De son premier mariage en 1933, nait son fils Philippe en 1936.
Dès lors, installé à Paris, il passe ses diplômes en Droit public, en Economie politique et en Droit romain. Il s'inscrit à la faculté et choisit d'abandonner le barreau pour préparer l'agrégation de droit et un doctorat.
1936-1944: Années de guerre 
En 1936, pour son service militaire, Paul Robert est affecté au Ministère de la guerre et peut ainsi s'inscrire à l'Institut des Sciences Politiques. En même temps, il cherche un sujet de thèse.
En 1939 il poursuit ses études à Sciences Po   et obtient un diplôme en juin. Il rédige, par la suite, un petit ouvrage sur l'autarcie: «La politique d'isolement économique», qu’il publie la même année aux éditions Domat-Montchrestien.
Lors du début de la 2ème guerre mondiale, il fut rappelé et mobilisé pour exécuter le rôle de «chiffreur».
En 1941 Paul Robert s'installe à Alger, dans une villa à Hydra.
Il est remobilisé au Q.G. du Général Giraud, toujours au Service du Chiffre.
1944: il est rédacteur de presse de la Direction Générale des Etudes et Recherches (D.G.E.R.) à Paris.
1945-1950: Mise en œuvre 
En 1945, libéré de ses obligations militaire et fort financièrement de l'héritage de sa mère, Paul Robert peut mettre un point final à sa thèse qu’il soutient à la faculté de droit de Paris, «Les agrumes dans le monde». Il put acquérir une librairie au Quartier Latin et projette alors de reprendre ses études en vue de l'agrégation d'économie politique.
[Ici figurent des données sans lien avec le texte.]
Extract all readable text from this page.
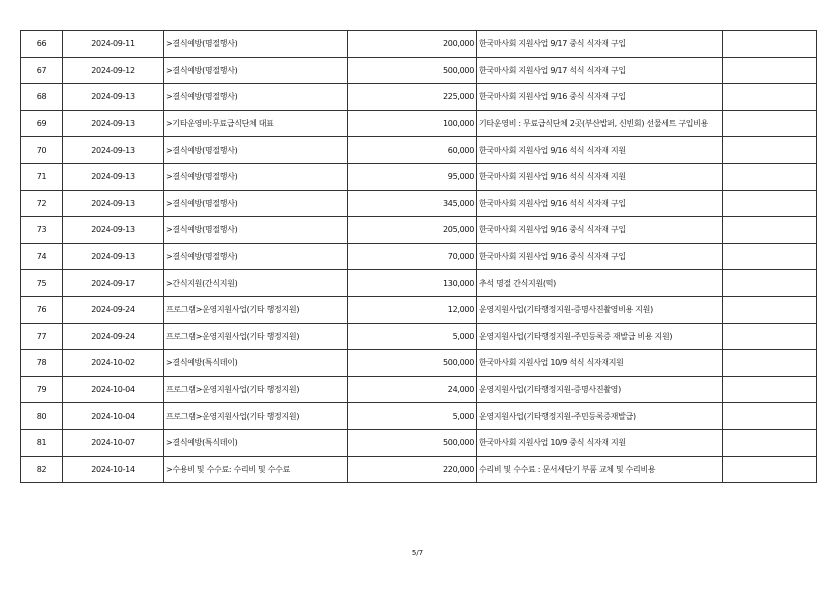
66	2024-09-11	>결식예방(명절행사)	200,000	한국마사회 지원사업 9/17 중식 식자재 구입	
67	2024-09-12	>결식예방(명절행사)	500,000	한국마사회 지원사업 9/17 석식 식자재 구입	
68	2024-09-13	>결식예방(명절행사)	225,000	한국마사회 지원사업 9/16 중식 식자재 구입	
69	2024-09-13	>기타운영비:무료급식단체 대표	100,000	기타운영비 : 무료급식단체 2곳(부산밥퍼, 신빈회) 선물세트 구입비용	
70	2024-09-13	>결식예방(명절행사)	60,000	한국마사회 지원사업 9/16 석식 식자재 지원	
71	2024-09-13	>결식예방(명절행사)	95,000	한국마사회 지원사업 9/16 석식 식자재 지원	
72	2024-09-13	>결식예방(명절행사)	345,000	한국마사회 지원사업 9/16 석식 식자재 구입	
73	2024-09-13	>결식예방(명절행사)	205,000	한국마사회 지원사업 9/16 중식 식자재 구입	
74	2024-09-13	>결식예방(명절행사)	70,000	한국마사회 지원사업 9/16 중식 식자재 구입	
75	2024-09-17	>간식지원(간식지원)	130,000	추석 명절 간식지원(떡)	
76	2024-09-24	프로그램>운영지원사업(기타 행정지원)	12,000	운영지원사업(기타행정지원-증명사진촬영비용 지원)	
77	2024-09-24	프로그램>운영지원사업(기타 행정지원)	5,000	운영지원사업(기타행정지원-주민등록증 재발급 비용 지원)	
78	2024-10-02	>결식예방(특식데이)	500,000	한국마사회 지원사업 10/9 석식 식자재지원	
79	2024-10-04	프로그램>운영지원사업(기타 행정지원)	24,000	운영지원사업(기타행정지원-증명사진촬영)	
80	2024-10-04	프로그램>운영지원사업(기타 행정지원)	5,000	운영지원사업(기타행정지원-주민등록증재발급)	
81	2024-10-07	>결식예방(특식데이)	500,000	한국마사회 지원사업 10/9 중식 식자재 지원	
82	2024-10-14	>수용비 및 수수료: 수리비 및 수수료	220,000	수리비 및 수수료 : 문서세단기 부품 교체 및 수리비용	
5/7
C'est là que prend forme le projet de dictionnaire.
Laissons à Paul Robert lui-même le soin de nous confier ce qu'il attend d'un dictionnaire:
. Ainsi, il citait volontiers l'exemple suivant: «Qui connaît, à moins d'être un spécialiste, les mots «halieutique» et «onychophagie», alors qu'il serait si facile de les retrouver ou de les découvrir, le premier à l'article pêche, le second à l'article ongle?»
D’après Paul Robert : «la source principale des associations d'idées réside dans la définition des mots. Partant de cette idée élémentaire, je m'aperçois qu'il suffirait de dépouiller les dictionnaires de a à z et de procéder à des transferts de mots ou d'expressions d'article en article pour aboutir finalement à un aide-mémoire pratique, fort utile pour quelqu'un qui veut user de mots justes dans l'expression de sa pensée.»
Vers la fin de l’année 1950, mu par la force de sa conviction personnelle, il réussit à réunir un certain nombre de souscripteurs qui seront les futurs actionnaires de son entreprise : des amis d'abord, ainsi que les membres de sa famille, sur laquelle il pouvait toujours  compter. Il bénéficiera également du précieux soutien de ses premiers collaborateurs, qui, de par leur enthousiasme, lui resteront toujours fidèles et le conforteront dans ses convictions, pour la réussite de cette grandiose entreprise.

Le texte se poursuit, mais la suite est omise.